57th Annual Report on Research 2012 Under Sponsorship of the ACS Petroleum Research Fund

The development of new reaction methodologies capable of enantioselectively forming chiral products from achiral starting materials is an area of intense research.  When the selectivity in such reactions is induced from only a very small amount of chiral catalyst, the methodology can be a cost-effective way to form very valuable chiral products from relatively inexpensive starting materials.  With this goal in mind, we have been exploring the utility of the Buchwald-Hartwig reaction as an enantioselective reaction.
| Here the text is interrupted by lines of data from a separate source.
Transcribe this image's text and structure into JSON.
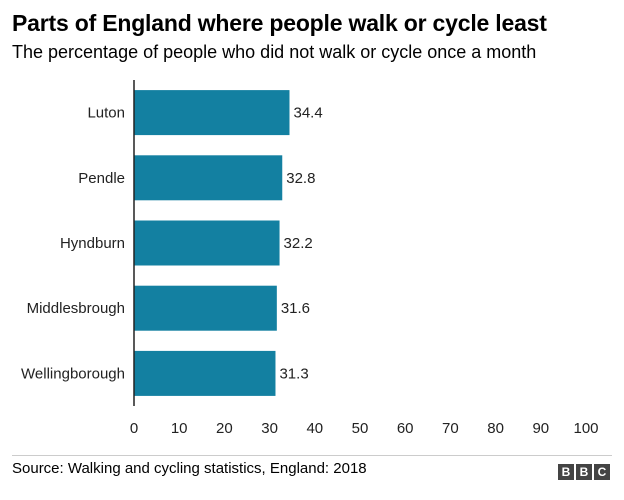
{
  "header": {
    "title": "Parts of England where people walk or cycle least",
    "subtitle": "The percentage of people who did not walk or cycle once a month"
  },
  "chart_data": {
    "type": "bar",
    "orientation": "horizontal",
    "categories": [
      "Luton",
      "Pendle",
      "Hyndburn",
      "Middlesbrough",
      "Wellingborough"
    ],
    "values": [
      34.4,
      32.8,
      32.2,
      31.6,
      31.3
    ],
    "data_labels": [
      "34.4",
      "32.8",
      "32.2",
      "31.6",
      "31.3"
    ],
    "xlim": [
      0,
      100
    ],
    "xticks": [
      0,
      10,
      20,
      30,
      40,
      50,
      60,
      70,
      80,
      90,
      100
    ],
    "grid": false,
    "bar_color": "#1380a1"
  },
  "footer": {
    "source": "Source: Walking and cycling statistics, England: 2018",
    "logo_letters": [
      "B",
      "B",
      "C"
    ]
  }
}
In general, a Buchwald-Hartwig reaction is a palladium-catalyzed cross-coupling reaction between a nitrogen nucleophile, and an aryl halide, forming an aromatic C-N bond.  While the literature contains hundreds references to this important reaction, fewer than ten studies have explored the possibility of using a Buchwald-Hartwig reaction to induce asymmetry in a product, and most of these achieved only modest selectivities.

In the first year of this ACS PRF Undergraduate grant, we developed and optimized the enantioselective ring-closing Buchwald-Hartwig reaction of symmetrical malonamides 1 (Scheme 1).  Under the optimized conditions, employing the chiral phosphine ligand (R)-MOP (2), the cyclized products 3 are obtained in excellent yields and up to 96% ee.  In the second year of this grant, we have developed a synthesis for the related dicyclohexylphosphine ligand 4, and shown that it is the ideal supporting ligand for the asymmetric intramolecular Buchwald-Hartwig reaction of 2a (Scheme 2).  This formation of 3a is notable since the product contains both a chiral center, as well as a chiral axis (due to blocked rotation about the nitrogen to o-t-butylphenyl bond).  In this case, from achiral starting material 2a, only a single diastereomer is formed in 99% yield and 88% ee.  The configuration of the major enantiomer was confirmed by X-ray crystallography.  In the third year of this grant (the subject of this report), we began studies to help us understand the origin of diastereoselectivity in the reaction shown in Scheme 2.  We also made significant headway in developing palladium complexes with ligands such as 2 and 4, which we hope will serve as efficient standalone single-component catalysts for enantioselective Buchwald-Hartwig reactions.  We have also developed methods for the synthesis of reaction substrates to test the intramolecular asymmetric Buchwald-Hartwig reaction for the preparation of larger and smaller rings, as well as substrates for intermolecular desymmetrization reactions.  These studies are currently ongoing.

All of this work has been carried out by students at the undergraduate and Masters level.